Parce que oui, l’affichage libre a ses règles, ses us et coutumes. Qui n’ont rien à voir avec l’affichage du 4x3. Celui-ci ne requiert aucune stratégie quand celui-là doit jouer au jeu de la course contre la montre : « Le colleur d’affichage libre joue au chat et à la souris. Tout le monde peut afficher librement, parfois une affiche peut rester 2 heures avant d’être recouverte. Il faut trouver des stratégies pour que l’événement du client reste visible. »

Et puis, il y a l’affichage des campagnes électorales sur les panneaux officiels, légiféré par M. Sarkozy : « Depuis 2007, Alkor Diff est référent en Saône-et-Loire. »

Des stratégies pour évoluer

La première évolution d’Alkor Diff est sa réorganisation interne. Bruno Louchin décide de scinder son activité en deux pôles : d’un côté les colleurs, de l’autre les distributeurs.

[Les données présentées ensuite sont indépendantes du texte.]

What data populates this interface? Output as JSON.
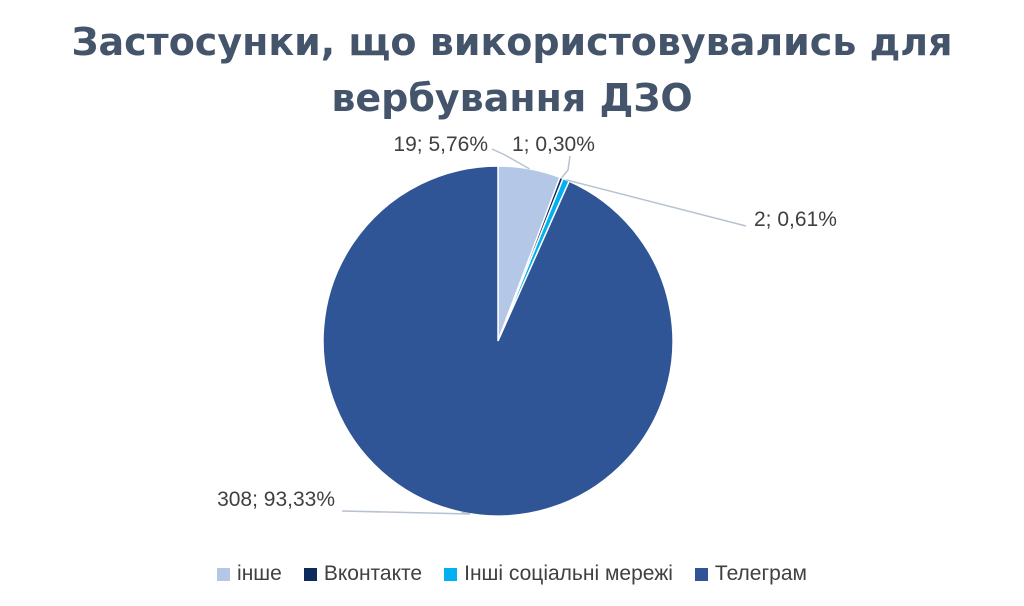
{
  "chart_data": {
    "type": "pie",
    "title_line1": "Застосунки, що використовувались для",
    "title_line2": "вербування ДЗО",
    "slices": [
      {
        "name": "інше",
        "value": 19,
        "percent": 5.76,
        "label": "19; 5,76%",
        "color": "#b4c7e7"
      },
      {
        "name": "Вконтакте",
        "value": 1,
        "percent": 0.3,
        "label": "1; 0,30%",
        "color": "#0c2a5c"
      },
      {
        "name": "Інші соціальні мережі",
        "value": 2,
        "percent": 0.61,
        "label": "2; 0,61%",
        "color": "#00b0f0"
      },
      {
        "name": "Телеграм",
        "value": 308,
        "percent": 93.33,
        "label": "308; 93,33%",
        "color": "#2f5597"
      }
    ],
    "legend_position": "bottom"
  }
}
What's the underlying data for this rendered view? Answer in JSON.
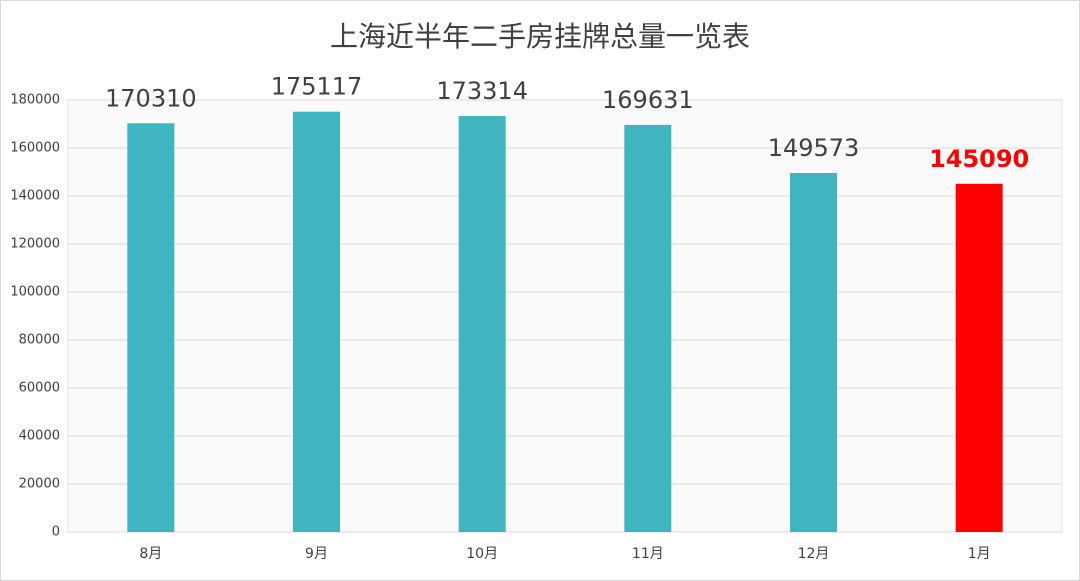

Un présentoir en plexiglas qui fait toute la différence : là est l’autre évolution majeure. Représentez-vous la chose : les distributeurs cherchent auprès des commerçants les points de visibilité des affiches. Mais parfois, quel chaos entre celles qui sont périmées, et celles qui croupissent dans l’ombre ! « Quand je demande à déposer une affiche, je n’oublie pas que je ne suis pas chez moi, je suis chez un commerçant dont le boulot n’est pas de trier les affiches. » explique Bruno. C’est ainsi qu’à partir de 2014, les « plexis Alkor Diff » ont peu à peu fleuri sur les vitrines. Au total, ils sont 1 200 répartis entre Chalon, Autun, Mâcon et Le Creusot. Le travail est plus propre et représente un gain de temps appréciable que l’équipe d’Alkor Diff peut passer en discutant avec les commerçants. « Certains sont devenus des amis, poursuit Bruno Louchin. De l’humain avant tout ! » Aujourd’hui, Alkor Diff a 275 points de distribution au centre-ville de Chalon. Il vise 300.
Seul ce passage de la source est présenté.